Jean es uno de ellos. Cada día camina hasta Petion Ville -unos diez kilómetros, la mitad en cuesta-, en donde un amigo trabaja en un hotel y le da un poco de comida. Luego regresa también caminando. Lo que pasa es que, cuando llega a su barraca de ladrillo y uralita, tiene de nuevo hambre.
El gueto vive, por llamar a eso de alguna manera, de lo que va cayendo. Del esfuerzo de diversas clases de monjas a las que se deben el orfanato, el dispensario, el hospital: bienes preciosos, pero insuficientes. De alguna organización humanitaria a la que nunca le alcanza para la enorme boca que lo traga todo.
Una mañana en Cité Soleil es Ana lección sobre el trasiego, la carga, el menudeo. Quien ha conseguido unos sacos de arroz para venderlos en la calle del Mercado camina arrastrándolos, sacando fuerzas de su desesperación; quien ha obtenido un par de viejos zapatos -seguramente de una de las manifestaciones pro Aristide: cuando la gente huye por el terror deja detrás una cosecha de sandalias y zapatillas- los ha dispuesto encima de un trapo, en el suelo, y aguarda que alguien se interese" nimbado por diversos hedores, moscas, polvo e indiferencia.
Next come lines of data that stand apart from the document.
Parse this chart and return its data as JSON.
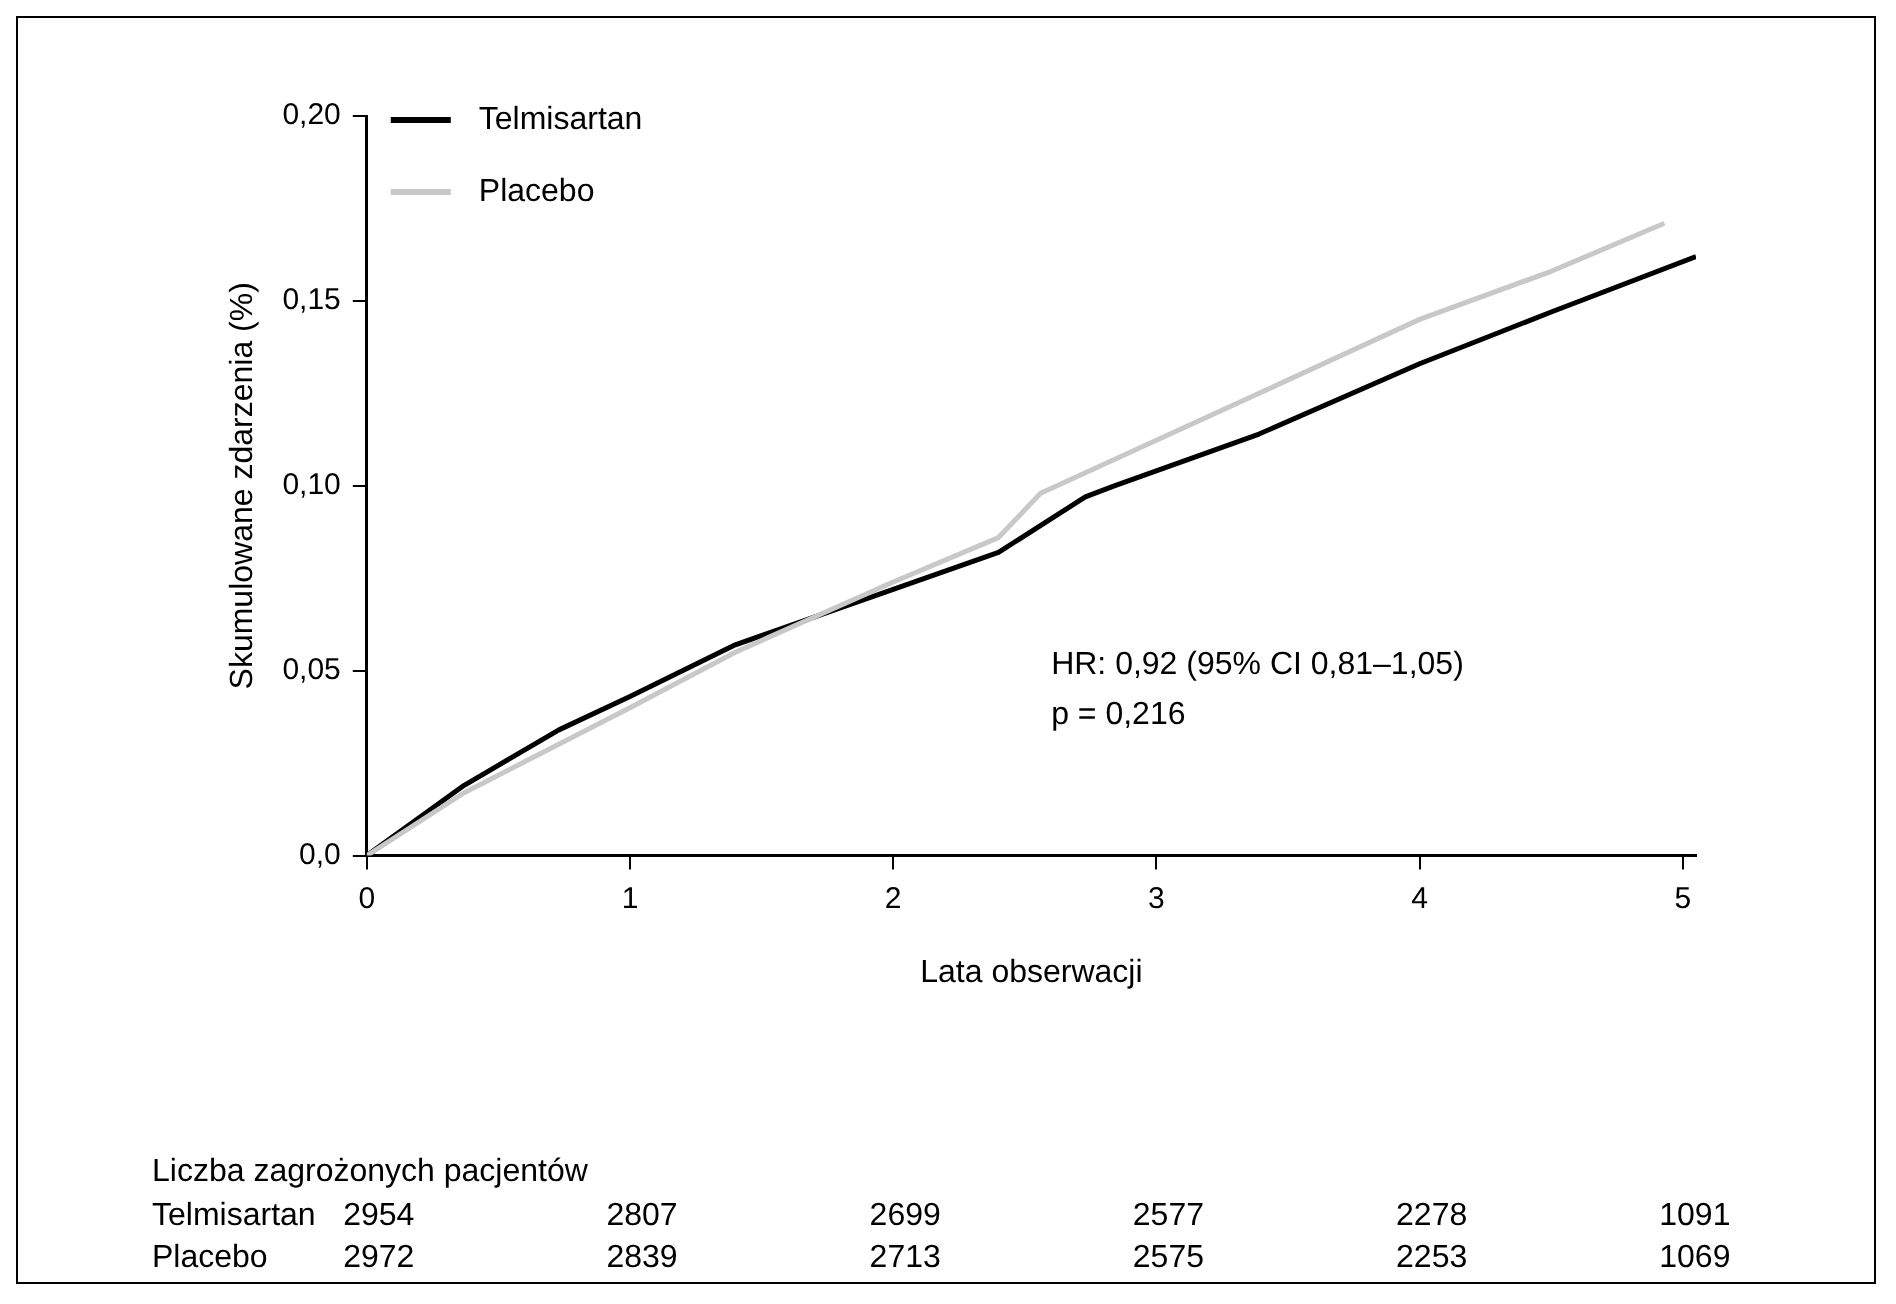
{
  "chart_data": {
    "type": "line",
    "xlabel": "Lata obserwacji",
    "ylabel": "Skumulowane zdarzenia (%)",
    "xlim": [
      0,
      5.05
    ],
    "xticks": [
      0,
      1,
      2,
      3,
      4,
      5
    ],
    "ylim": [
      0,
      0.2
    ],
    "yticks": [
      {
        "value": 0,
        "label": "0,0"
      },
      {
        "value": 0.05,
        "label": "0,05"
      },
      {
        "value": 0.1,
        "label": "0,10"
      },
      {
        "value": 0.15,
        "label": "0,15"
      },
      {
        "value": 0.2,
        "label": "0,20"
      }
    ],
    "grid": false,
    "legend": "top left",
    "marker": "none",
    "line_style": "solid",
    "series": [
      {
        "name": "Telmisartan",
        "color": "#000000",
        "x": [
          0,
          0.37,
          0.73,
          1,
          1.4,
          2,
          2.4,
          2.73,
          2.84,
          3.39,
          4,
          4.5,
          5.05
        ],
        "values": [
          0,
          0.019,
          0.034,
          0.043,
          0.057,
          0.072,
          0.082,
          0.097,
          0.1,
          0.114,
          0.133,
          0.147,
          0.162
        ]
      },
      {
        "name": "Placebo",
        "color": "#c8c8c8",
        "x": [
          0,
          0.37,
          1,
          1.4,
          2,
          2.4,
          2.56,
          3.39,
          4,
          4.5,
          4.93
        ],
        "values": [
          0,
          0.017,
          0.04,
          0.055,
          0.074,
          0.086,
          0.098,
          0.125,
          0.145,
          0.158,
          0.171
        ]
      }
    ],
    "annotations": [
      "HR: 0,92 (95% CI 0,81–1,05)",
      "p = 0,216",
      "Liczba zagrożonych pacjentów",
      "Telmisartan\t2954\t2807\t2699\t2577\t2278\t1091",
      "Placebo\t2972\t2839\t2713\t2575\t2253\t1069"
    ]
  }
}
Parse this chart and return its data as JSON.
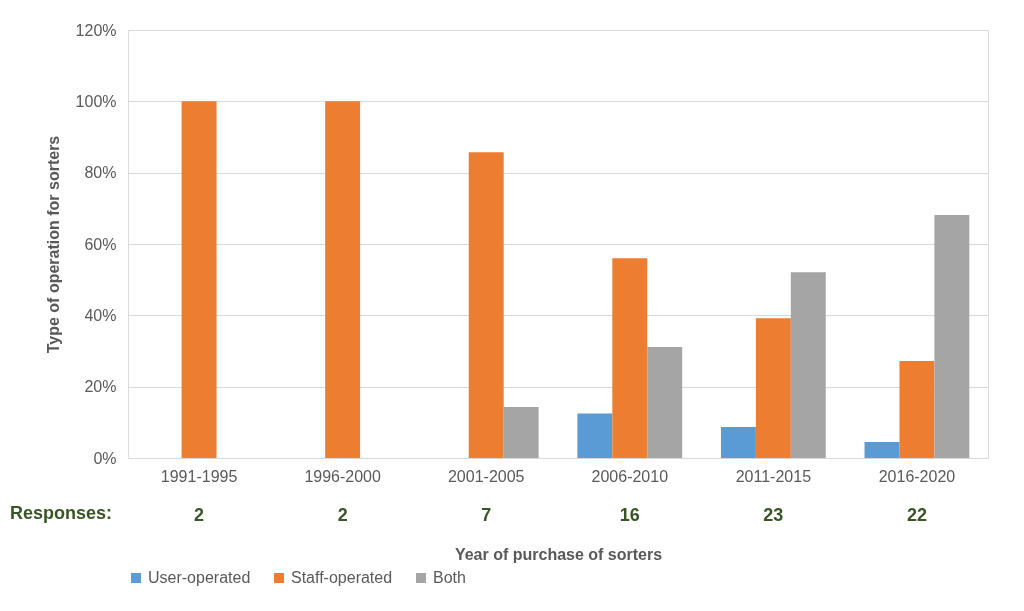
{
  "chart_data": {
    "type": "bar",
    "xlabel": "Year of purchase of sorters",
    "ylabel": "Type of operation for sorters",
    "categories": [
      "1991-1995",
      "1996-2000",
      "2001-2005",
      "2006-2010",
      "2011-2015",
      "2016-2020"
    ],
    "series": [
      {
        "name": "User-operated",
        "color": "#5b9bd5",
        "values": [
          0,
          0,
          0,
          12.5,
          8.7,
          4.5
        ]
      },
      {
        "name": "Staff-operated",
        "color": "#ed7d31",
        "values": [
          100,
          100,
          85.7,
          56,
          39.2,
          27.2
        ]
      },
      {
        "name": "Both",
        "color": "#a5a5a5",
        "values": [
          0,
          0,
          14.3,
          31.1,
          52.1,
          68.1
        ]
      }
    ],
    "ylim": [
      0,
      120
    ],
    "yticks": [
      {
        "value": 0,
        "label": "0%"
      },
      {
        "value": 20,
        "label": "20%"
      },
      {
        "value": 40,
        "label": "40%"
      },
      {
        "value": 60,
        "label": "60%"
      },
      {
        "value": 80,
        "label": "80%"
      },
      {
        "value": 100,
        "label": "100%"
      },
      {
        "value": 120,
        "label": "120%"
      }
    ],
    "annotations": [
      "Responses:",
      "2",
      "2",
      "7",
      "16",
      "23",
      "22"
    ],
    "grid": "y",
    "legend": "bottom"
  }
}
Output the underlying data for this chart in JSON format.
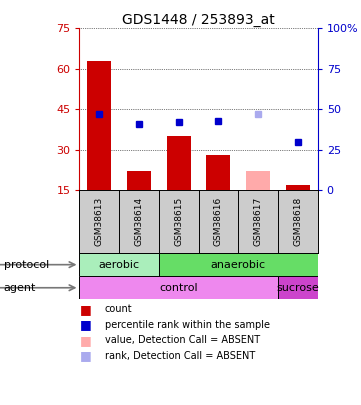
{
  "title": "GDS1448 / 253893_at",
  "samples": [
    "GSM38613",
    "GSM38614",
    "GSM38615",
    "GSM38616",
    "GSM38617",
    "GSM38618"
  ],
  "bar_values": [
    63,
    22,
    35,
    28,
    22,
    17
  ],
  "bar_colors": [
    "#cc0000",
    "#cc0000",
    "#cc0000",
    "#cc0000",
    "#ffaaaa",
    "#cc0000"
  ],
  "rank_values": [
    47,
    41,
    42,
    43,
    47,
    30
  ],
  "rank_colors": [
    "#0000cc",
    "#0000cc",
    "#0000cc",
    "#0000cc",
    "#aaaaee",
    "#0000cc"
  ],
  "ylim_left": [
    15,
    75
  ],
  "ylim_right": [
    0,
    100
  ],
  "yticks_left": [
    15,
    30,
    45,
    60,
    75
  ],
  "yticks_right": [
    0,
    25,
    50,
    75,
    100
  ],
  "ytick_labels_left": [
    "15",
    "30",
    "45",
    "60",
    "75"
  ],
  "ytick_labels_right": [
    "0",
    "25",
    "50",
    "75",
    "100%"
  ],
  "protocol_labels": [
    [
      "aerobic",
      0,
      2
    ],
    [
      "anaerobic",
      2,
      6
    ]
  ],
  "protocol_colors": [
    "#aaeebb",
    "#66dd66"
  ],
  "agent_labels": [
    [
      "control",
      0,
      5
    ],
    [
      "sucrose",
      5,
      6
    ]
  ],
  "agent_colors": [
    "#ee88ee",
    "#cc44cc"
  ],
  "left_color": "#cc0000",
  "right_color": "#0000cc",
  "grid_color": "#888888",
  "bg_color": "#ffffff",
  "sample_bg": "#cccccc",
  "legend_items": [
    {
      "label": "count",
      "color": "#cc0000"
    },
    {
      "label": "percentile rank within the sample",
      "color": "#0000cc"
    },
    {
      "label": "value, Detection Call = ABSENT",
      "color": "#ffaaaa"
    },
    {
      "label": "rank, Detection Call = ABSENT",
      "color": "#aaaaee"
    }
  ]
}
Madelaine, de 20 años, la cabeza poblada de trencitas, no tiene nada que vender. "Ni papá ni mamá que me cuide", añade, "pero tengo una hija de dos años y no sé cómo sacarla adelante. El embargo nos oprime. Quiero que esto cambie, quiero tener un presidente para que arregle las cosas". De una guarida cercana surgen dos chicas más: Jacqueline y Antoinette, que son muy guapas. "Aquí la mayoría de la gente está a favor de Aristide, pero hay mucho attaché (esbirro civil del régimen, asesinos) que nos hace daño".
Cada noche, las calles de Cité Soleil son escenario de fríos asesinatos que dejan en la cuneta una aurora de cadáveres y basura. Desde que empezó la invasión pacífica norteamericana, han callado los tiros y -aunque las monjas que trabajan aquí son bastante escépticas: demasiado tiempo sin soluciones- un estremecimiento de esperanza recorre el gueto. Los attachés se esconden ahora, y los demócratas, poquito a poco, se atreven a salir, a pesar de que muchos todavía no han regresado del campo, al que huyeron la semana pasada, antes de la invasión. El dispensario, diariamente abarrotado con más de cuatrocientas personas, está ahora casi vacío.
En círculos cercanos al presidente Aristide, que se preparan para gobernar el país, se cree que la solución para Cité Soleil es la misma que para todo Haití: estabilidad política que garantice los derechos humanos y, en este contexto, un plan de promoción social que incluya educación, sanidad, alojamiento, producción. Más fácil de decir que de hacer en un país que ha perdido en producto interior bruto, en los últimos tres años, unos quinientos millones de dólares: la misma cantidad que Estados Unidos ha invertido en la operación de estos días.
Ives, de 21 años, un rostro expresivo y un torso escuálido enfundado en una camiseta, es muy claro: "Irá bien que levanten el embargo, pero eso es lo que menos me importa. No quiero a esos hombres en mi país. Que los americanos los echen". Esos hombres son los militares, los verdugos. Ives se interrumpe, fascinado por el sonido de una decena de helicópteros que irrumpen en Cité Soleil en su camino del aeropuerto al muelle. Se despide y trepa hacia el techo de uralita de una barraca, con el aire de un chiquillo feliz en día de fiesta.
Al contrario que en Panamá, quienes apoyan en Haití la intervención son pobres y patriotas. Y aún tienen ilusiones. El soldado norteamericano que odia esta misión lo sabe bien: habla con ellos cada mañana, y su entusiasmo le conmueve tanto como su miseria. Quizás por eso odia esta misión. No aguanta la idea de defraudarles.